Ken doesn’t get stuck in his ways. That’s why I’ve been working for him as long as I have. He’s constantly evolving. Two or three years ago, we did that whole remodel where we got rid of the white tablecloths and introduced the late-night service at Uni. On top of that, Ken is constantly traveling around the world, trying new food, and educating himself. You can look at Clio’s food from six years ago, and it was completely different than it is now. A lot of people think Clio is just about molecular gastronomy. I don’t think our food is that way at all. It’s very understandable.

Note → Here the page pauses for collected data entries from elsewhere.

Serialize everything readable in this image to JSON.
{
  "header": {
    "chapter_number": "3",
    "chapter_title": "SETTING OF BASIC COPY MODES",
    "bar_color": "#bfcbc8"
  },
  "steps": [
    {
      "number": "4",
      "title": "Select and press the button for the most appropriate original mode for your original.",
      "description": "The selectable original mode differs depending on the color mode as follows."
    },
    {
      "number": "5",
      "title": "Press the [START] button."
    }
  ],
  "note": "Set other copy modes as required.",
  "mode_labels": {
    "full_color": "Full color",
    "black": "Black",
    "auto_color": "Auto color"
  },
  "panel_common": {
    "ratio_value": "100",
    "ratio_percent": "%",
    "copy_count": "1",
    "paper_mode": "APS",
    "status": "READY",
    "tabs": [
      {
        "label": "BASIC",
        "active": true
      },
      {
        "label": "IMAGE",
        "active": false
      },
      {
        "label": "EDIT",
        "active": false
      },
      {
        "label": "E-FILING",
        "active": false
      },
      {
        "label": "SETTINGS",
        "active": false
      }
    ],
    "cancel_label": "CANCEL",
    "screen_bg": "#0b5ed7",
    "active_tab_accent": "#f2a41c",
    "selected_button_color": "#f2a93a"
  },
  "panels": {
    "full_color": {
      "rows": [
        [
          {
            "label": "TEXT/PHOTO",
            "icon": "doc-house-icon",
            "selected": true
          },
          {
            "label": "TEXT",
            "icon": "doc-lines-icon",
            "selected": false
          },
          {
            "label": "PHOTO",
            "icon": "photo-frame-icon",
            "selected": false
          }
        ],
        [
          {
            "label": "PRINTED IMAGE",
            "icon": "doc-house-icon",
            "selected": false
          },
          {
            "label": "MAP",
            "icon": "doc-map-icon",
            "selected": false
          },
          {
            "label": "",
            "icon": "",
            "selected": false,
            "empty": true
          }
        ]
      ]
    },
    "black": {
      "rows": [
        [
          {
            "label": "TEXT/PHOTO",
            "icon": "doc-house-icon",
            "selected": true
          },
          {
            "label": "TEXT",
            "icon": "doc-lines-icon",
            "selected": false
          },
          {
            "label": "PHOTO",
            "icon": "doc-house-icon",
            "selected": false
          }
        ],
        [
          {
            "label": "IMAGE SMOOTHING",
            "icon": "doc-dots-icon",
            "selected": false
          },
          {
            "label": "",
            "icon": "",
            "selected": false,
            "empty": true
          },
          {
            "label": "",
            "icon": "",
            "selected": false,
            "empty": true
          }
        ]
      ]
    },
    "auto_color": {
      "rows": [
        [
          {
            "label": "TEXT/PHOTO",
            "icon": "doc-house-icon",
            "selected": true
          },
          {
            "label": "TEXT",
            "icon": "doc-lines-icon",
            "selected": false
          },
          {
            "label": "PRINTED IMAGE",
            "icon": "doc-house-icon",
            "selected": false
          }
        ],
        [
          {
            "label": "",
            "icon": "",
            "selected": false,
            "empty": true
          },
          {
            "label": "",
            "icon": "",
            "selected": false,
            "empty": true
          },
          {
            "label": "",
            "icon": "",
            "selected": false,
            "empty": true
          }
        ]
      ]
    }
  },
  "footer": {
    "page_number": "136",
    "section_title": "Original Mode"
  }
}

Are there any ingredients you’re particularly excited about working with right now?

The yellow tail, which, prior to changing it over, was the only dish that had been on the menu since Clio opened. We’re also working with these fresh hearts of palm that come from Hawaii. Most people are familiar with the tiny little ones you can buy in the grocery store, but these are the real, three-feet-long hearts of palm. The umeboshi on the swordfish dish is also one of my favorite ingredients. It’s basically a salted, pickled plum.

You’ve been in this new position for four months now. Do you think the menu is representative of you and what you like to cook?

I definitely think so. It’s been a road of developments. I remember trying to make my first dish and how difficult that was. I’ve started to think about what I want to eat, like the skate wing dish I put on the menu a couple of months ago. It was based around the idea of eating pho. With a bowl of pho you always get a dish on the side with Thai basil and mung beans and sliced jalapeños. So I took roasted skate wing and paired it with a Calamansi barbecue sauce, kai-lan, and all these herbs. Ken has trained us to think like chefs and he’s always open to letting us try things out. At this point, the menu is not only a representation of Ken, but all his chefs coming together.